Sri Lankan President Ranil Wickremesinghe issues a video statement following the International Monetary Fund’s approval of a $2.9 billion bailout for the country, raising hopes of easing the island nation’s dire economic crisis/AFP.

COLOMBO, SRI LANKA — Sri Lanka’s president warned Wednesday of more economic pain to come for the crisis-hit nation, with strict austerity measures needed to restore its ruined finances after an IMF bailout deal.

The International Monetary Fund approved its long-delayed rescue package on Monday after China, the South Asian island’s biggest bilateral lender, offered debt relief assurances.

President Ranil Wickremesinghe lauded the deal in a speech to parliament as a milestone in Sri Lanka’s recovery from last year’s unprecedented economic crisis.

But he also told lawmakers that the bailout was only the first step in more difficult structural reforms.

“The IMF loan is not an end in itself, this is the beginning of a long and more difficult journey,” Wickremesinghe said.

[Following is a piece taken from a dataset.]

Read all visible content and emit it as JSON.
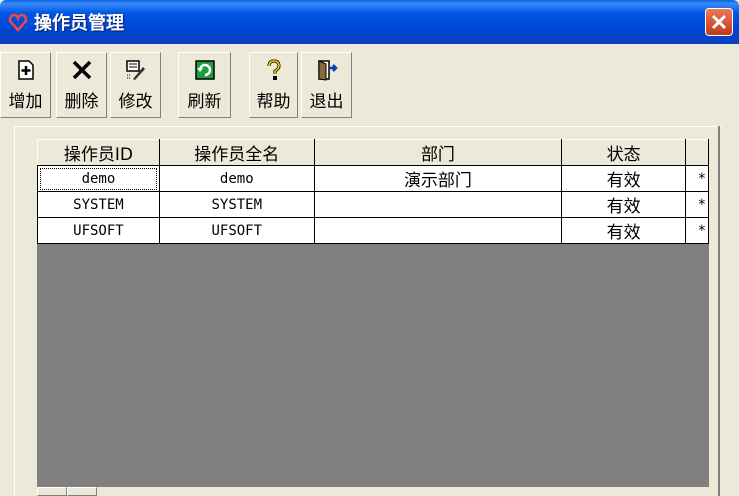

“We have to traverse it with care and courage. The only objective is to rebuild the economy.”

Sri Lanka defaulted on its $46 billion foreign debt last April after nearly exhausting its foreign exchange reserves, making it almost impossible for importers to source vital goods.

The island nation’s 22 million people endured months of food and petrol shortages, along with runaway inflation and prolonged blackouts, as a result.

Wickremesinghe has sought to restore government coffers by sharp tax hikes and ending generous consumer subsidies on fuel and electricity.

On Wednesday he said more taxes were on the cards to meet the IMF’s demand that Sri Lanka halves its spending on foreign debt servicing from the 9 per cent of GDP recorded last year.

The IMF also requires Sri Lanka to set up tough anti-corruption laws and sell off cash-bleeding state companies, including beleaguered carrier Sri Lankan Airlines.

Wickremesinghe said the government would assume the external debts of key public companies to make them more attractive to investors.

Trade unions have opposed the austerity programme with strikes crippling the health and transport sectors last week and warnings of further industrial action to come.